Ascoltando Love-Lore assicuratevi di essere in compagnia di qualcuno che conosca il gruppo californiano o che ami la musica sperimentale, altrimenti avventuratevi in solitudine in questa opera che giunge dall’altro lato dello specchio. Arduo sarà individuarne le quarantatré cover che la compongono, suonate dal vivo in studio durante una mattinata, sono rinchiuse nei cinque pezzi omonimi, per differenziarli avete solo un numero e tra parentesi i nomi degli autori di cui le rivisitazioni cuciono ogni capitolo.
Riconoscerete sicuramente “All Tomorrow’s Parties” (Velvet Underground, 1967) che arriva a tamponare le orecchie dopo il medley n.4, diciannove minuti e due secondi non stop per ventiquattro citazioni, tra cui The Police, Kraftwerk, Parliament, Ennio Morricone, Igor Stravinsky, Caetano Veloso, etc…

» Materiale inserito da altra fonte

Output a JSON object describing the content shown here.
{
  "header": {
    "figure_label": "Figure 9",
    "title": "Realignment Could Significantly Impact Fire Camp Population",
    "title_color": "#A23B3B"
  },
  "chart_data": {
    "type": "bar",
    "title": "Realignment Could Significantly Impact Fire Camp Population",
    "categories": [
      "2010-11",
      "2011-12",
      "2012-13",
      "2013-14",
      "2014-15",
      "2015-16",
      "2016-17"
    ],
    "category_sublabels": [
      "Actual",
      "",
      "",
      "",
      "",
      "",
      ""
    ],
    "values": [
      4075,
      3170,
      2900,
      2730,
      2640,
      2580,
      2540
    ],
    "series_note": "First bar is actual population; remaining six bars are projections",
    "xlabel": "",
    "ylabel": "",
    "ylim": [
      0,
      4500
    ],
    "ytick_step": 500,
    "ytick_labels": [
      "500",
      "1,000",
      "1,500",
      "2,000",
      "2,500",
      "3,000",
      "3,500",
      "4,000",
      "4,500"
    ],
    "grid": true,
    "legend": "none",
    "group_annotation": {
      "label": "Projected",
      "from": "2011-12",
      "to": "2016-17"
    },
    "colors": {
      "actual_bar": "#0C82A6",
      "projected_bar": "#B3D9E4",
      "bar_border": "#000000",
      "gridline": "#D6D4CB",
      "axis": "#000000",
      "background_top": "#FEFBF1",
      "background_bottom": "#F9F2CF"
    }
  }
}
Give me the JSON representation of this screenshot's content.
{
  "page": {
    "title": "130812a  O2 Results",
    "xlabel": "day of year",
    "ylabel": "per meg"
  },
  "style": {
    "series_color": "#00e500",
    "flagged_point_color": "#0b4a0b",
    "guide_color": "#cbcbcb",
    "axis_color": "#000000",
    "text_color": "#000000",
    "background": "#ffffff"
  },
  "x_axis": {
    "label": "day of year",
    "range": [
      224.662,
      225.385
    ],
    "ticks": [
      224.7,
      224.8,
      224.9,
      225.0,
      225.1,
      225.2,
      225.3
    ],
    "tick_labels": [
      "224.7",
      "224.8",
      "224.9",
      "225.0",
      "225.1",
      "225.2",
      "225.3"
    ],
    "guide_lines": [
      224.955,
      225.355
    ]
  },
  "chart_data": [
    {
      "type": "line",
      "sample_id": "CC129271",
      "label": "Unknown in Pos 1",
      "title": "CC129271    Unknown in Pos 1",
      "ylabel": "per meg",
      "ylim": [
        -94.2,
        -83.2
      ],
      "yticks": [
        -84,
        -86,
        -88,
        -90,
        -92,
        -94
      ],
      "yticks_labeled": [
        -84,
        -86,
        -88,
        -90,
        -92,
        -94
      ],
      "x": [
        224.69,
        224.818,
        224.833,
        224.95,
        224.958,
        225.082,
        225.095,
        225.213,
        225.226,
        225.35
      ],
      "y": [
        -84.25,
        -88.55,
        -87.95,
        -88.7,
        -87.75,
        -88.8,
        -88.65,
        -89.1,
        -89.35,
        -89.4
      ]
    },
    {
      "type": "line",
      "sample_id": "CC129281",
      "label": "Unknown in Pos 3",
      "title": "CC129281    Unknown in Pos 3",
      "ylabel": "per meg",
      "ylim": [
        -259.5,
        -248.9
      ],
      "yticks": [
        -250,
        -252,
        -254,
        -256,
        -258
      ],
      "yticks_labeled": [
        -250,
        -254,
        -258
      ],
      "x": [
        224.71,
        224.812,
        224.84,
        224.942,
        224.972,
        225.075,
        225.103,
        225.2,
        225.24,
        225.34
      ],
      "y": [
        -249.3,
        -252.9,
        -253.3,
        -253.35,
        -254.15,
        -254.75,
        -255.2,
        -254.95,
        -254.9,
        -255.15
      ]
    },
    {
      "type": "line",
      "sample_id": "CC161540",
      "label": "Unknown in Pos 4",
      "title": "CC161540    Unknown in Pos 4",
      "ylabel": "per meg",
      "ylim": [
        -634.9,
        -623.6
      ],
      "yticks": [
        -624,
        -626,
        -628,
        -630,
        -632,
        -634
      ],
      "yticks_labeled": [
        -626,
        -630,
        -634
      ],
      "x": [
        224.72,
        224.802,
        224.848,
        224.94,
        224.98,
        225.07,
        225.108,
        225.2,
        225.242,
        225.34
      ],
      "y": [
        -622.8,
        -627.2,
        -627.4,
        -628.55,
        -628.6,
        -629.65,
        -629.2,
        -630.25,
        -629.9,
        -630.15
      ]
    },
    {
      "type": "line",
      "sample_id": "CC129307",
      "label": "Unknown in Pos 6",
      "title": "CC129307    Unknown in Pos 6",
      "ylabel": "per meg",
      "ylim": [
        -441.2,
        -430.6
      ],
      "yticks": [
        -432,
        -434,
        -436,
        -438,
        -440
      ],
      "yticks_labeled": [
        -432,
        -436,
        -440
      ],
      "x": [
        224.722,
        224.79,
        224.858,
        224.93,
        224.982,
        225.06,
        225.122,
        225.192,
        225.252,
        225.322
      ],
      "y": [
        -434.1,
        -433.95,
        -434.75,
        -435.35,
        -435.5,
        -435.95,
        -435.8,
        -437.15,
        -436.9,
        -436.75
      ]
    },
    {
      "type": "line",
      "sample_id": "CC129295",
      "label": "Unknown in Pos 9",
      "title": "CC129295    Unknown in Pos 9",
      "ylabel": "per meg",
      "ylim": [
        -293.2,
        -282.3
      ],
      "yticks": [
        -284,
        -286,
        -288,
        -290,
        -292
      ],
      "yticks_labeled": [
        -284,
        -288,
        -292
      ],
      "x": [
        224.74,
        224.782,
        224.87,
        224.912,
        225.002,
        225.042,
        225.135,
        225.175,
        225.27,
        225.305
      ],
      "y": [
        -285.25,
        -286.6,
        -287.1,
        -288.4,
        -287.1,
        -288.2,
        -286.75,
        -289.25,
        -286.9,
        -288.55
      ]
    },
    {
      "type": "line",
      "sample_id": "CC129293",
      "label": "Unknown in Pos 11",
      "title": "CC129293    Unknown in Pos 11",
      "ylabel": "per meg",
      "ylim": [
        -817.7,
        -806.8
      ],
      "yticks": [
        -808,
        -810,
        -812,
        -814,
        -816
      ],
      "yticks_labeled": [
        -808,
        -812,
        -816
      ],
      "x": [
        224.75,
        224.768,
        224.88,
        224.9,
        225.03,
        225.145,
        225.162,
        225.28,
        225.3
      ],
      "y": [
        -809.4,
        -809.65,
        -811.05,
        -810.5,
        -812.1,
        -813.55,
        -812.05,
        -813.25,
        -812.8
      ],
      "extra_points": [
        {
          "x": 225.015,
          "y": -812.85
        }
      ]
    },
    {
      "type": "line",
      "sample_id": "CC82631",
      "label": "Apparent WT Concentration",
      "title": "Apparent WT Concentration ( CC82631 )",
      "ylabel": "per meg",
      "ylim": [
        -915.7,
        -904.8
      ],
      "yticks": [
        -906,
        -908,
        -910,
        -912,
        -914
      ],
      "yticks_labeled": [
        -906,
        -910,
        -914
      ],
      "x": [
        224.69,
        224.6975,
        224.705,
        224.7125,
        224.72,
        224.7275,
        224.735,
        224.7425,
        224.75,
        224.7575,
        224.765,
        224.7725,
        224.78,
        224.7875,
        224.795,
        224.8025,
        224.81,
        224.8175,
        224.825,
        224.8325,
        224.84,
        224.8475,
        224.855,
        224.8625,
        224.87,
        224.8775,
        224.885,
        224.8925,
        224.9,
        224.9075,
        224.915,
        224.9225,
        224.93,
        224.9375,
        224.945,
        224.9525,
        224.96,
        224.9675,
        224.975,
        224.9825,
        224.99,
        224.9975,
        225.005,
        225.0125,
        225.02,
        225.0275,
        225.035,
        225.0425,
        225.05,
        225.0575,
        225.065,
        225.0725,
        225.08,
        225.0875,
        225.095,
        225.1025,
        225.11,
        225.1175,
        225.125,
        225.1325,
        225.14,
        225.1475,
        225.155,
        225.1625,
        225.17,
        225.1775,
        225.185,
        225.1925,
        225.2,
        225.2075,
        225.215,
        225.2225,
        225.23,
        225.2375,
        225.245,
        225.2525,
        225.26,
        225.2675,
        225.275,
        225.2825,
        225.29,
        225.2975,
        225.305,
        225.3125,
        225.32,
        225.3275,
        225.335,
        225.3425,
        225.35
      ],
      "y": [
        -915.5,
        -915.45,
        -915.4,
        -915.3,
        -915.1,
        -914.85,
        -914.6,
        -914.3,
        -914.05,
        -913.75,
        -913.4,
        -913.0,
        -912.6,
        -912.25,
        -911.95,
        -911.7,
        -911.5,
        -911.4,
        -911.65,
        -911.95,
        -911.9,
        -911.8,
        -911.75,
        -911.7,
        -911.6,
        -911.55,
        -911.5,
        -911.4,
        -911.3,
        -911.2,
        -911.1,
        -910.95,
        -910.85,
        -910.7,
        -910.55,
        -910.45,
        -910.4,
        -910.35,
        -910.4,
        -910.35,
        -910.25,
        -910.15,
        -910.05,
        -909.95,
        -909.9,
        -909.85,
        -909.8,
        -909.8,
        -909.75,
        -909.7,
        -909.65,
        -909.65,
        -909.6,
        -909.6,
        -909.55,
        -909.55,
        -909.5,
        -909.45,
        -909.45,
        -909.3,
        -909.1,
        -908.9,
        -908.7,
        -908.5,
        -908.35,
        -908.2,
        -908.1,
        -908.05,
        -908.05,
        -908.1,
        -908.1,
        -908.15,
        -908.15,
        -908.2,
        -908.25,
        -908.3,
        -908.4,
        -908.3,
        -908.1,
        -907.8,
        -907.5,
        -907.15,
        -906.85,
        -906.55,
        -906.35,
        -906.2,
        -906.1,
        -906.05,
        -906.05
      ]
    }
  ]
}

Dal Bandcamp dei Deerhoof (e anche dal sito) si può scaricare gratuitamente il disco e leggere che l’origine del progetto alberga nella proposta di Benjamin Piekut (Università di Cornell) per la loro partecipazione alla prima edizione (2019) del Time Spans, festival di musica sperimentale a New York. L’idea di Piekut era che il gruppo riproducesse un intero album, per esempio di Mauricio Kagel o Luciano Berio, ma la band preferì lanciarsi in un unico set composto da un enorme medley che, registrato in studio un anno dopo, ha dato alla luce “Love-Lore”. A Piekut l’opera ricorda Goodbye 20th Century (1999) dei Sonic Youth, “ma mentre il gruppo di New York aveva lavorato su colonne sonore di Cage, Wolff e altri compositori, i Deerhoof adottano un approccio più ‘popolare’, imparando i temi a orecchio direttamente dal disco e riproducendoli secondo i loro gusti. Se i Sonic Youth coltivavano una certa riverenza per i loro predecessori musicali, i Deerhoof sembrano più scettici, non per questo mancandone di rispetto…”
I quarantatré pezzi di “Love-Lore” sono estratti da un periodo che va dagli anni ’50 ai ’80, secondo Joyful Recordings, l’etichetta del gruppo, “è un tentativo di riflettere sulle promesse di progresso eccessivamente ottimistiche che l’umanità ha nutrito attraverso la cultura e la musica del dopoguerra (…) i Deerhoof trovano conforto nella saggezza di alcune voci anti-establishment di quell’epoca, in particolare gli afro-futuristi, i cui semi sono cresciuti per cominciare ad essere alberi.”
La copertina di Satomi Matsuzaki (bassista e cantante del gruppo), aiuta ad avvicinarsi all’idea, un enorme fungo nucleare è sullo sfondo, un albero con la chioma di teschio affonda le radici in libri e vinili mentre un piccolo uomo si protegge dall’esplosione e un’automobile, un maggiolone volante, deraglia per un’avaria al motore.